Bass smiled briefly. He knew that if Marines could joke, they still had fight left in them. “Just over that far ridge there,” he said, “is Tulak Yar and the river.”

“Omigod!” Dean whispered as he staggered forward.

Bass held out a restraining arm. “Not so fast, Marine. We aren’t home yet. Until we know different, we will assume the village is occupied by the Siad, and we’re going to approach it just like any other unknown position.”
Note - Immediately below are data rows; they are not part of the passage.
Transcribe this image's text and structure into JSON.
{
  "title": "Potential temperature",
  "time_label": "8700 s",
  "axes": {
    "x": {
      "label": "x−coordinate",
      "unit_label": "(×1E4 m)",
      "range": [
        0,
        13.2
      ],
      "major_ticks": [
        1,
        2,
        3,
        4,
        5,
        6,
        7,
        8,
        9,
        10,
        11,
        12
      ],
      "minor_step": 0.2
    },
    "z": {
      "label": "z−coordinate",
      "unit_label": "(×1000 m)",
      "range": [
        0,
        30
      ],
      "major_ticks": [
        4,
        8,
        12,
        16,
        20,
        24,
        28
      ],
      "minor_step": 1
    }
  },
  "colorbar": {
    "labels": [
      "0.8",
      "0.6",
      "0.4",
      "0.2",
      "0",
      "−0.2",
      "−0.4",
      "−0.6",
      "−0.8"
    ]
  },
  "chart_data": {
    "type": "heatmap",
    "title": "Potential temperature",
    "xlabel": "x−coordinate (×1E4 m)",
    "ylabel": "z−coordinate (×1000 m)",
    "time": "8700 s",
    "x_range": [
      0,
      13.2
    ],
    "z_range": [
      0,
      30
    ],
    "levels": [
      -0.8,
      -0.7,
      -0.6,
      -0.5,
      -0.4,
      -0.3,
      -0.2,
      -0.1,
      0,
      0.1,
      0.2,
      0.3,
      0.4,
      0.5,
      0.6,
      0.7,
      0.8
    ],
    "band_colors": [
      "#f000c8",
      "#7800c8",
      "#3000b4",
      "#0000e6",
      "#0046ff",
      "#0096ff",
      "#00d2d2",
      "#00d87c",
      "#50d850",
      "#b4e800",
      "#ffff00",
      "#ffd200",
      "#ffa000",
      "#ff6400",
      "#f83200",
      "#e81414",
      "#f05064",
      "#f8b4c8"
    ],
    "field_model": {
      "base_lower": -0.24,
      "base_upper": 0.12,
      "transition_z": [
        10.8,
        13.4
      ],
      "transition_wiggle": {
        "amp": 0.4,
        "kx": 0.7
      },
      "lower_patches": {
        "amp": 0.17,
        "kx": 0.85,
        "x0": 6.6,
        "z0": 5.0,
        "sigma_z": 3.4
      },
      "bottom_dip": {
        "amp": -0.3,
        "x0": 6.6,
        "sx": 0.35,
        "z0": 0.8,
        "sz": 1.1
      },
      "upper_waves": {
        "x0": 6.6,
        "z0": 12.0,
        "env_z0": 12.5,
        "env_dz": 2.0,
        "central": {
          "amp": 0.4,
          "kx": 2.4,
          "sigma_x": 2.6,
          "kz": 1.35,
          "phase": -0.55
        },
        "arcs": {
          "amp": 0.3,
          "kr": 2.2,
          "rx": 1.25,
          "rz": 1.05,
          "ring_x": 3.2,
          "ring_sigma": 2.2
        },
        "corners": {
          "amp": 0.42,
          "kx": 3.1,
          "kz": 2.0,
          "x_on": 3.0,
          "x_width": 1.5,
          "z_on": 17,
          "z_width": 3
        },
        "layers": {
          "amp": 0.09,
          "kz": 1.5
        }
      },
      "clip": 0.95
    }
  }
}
The Marines said nothing, just stared at him. Then Claypoole nodded. Bass was right; rushing toward the village without knowing what was waiting could mean death. “Dean, you come with me. The rest of you cover up here and watch us. We’ll signal if everything is okay.”

The sun was well beyond the meridian when the pair at last crawled to the crest of the ridge beyond which lay the river valley and the village of Tulak Yar. On the way, Dean could think only of Mas Fardeed and his snug little hut and the happy hours the platoon had spent there during their stay in the village.

Cautiously, Bass crawled behind a clump of desert grass and, using the vegetation as cover, peered over the ridge. The village was just a burned-out ruin on the lip of the bluff about five hundred meters from the ridge. The few buildings still standing were deeply scorched. Nothing moved down there but dust devils and minor debris blown about by vagrant breezes. And the carrion-eaters that hopped ungainly from spot to spot, tearing at lumps on the ground. He wondered where the Dragon was, whether its not being there meant some of the others got away, or if he now had to worry about the Siad having an armored vehicle. Then he put the Dragon and the rest of the platoon out of his mind.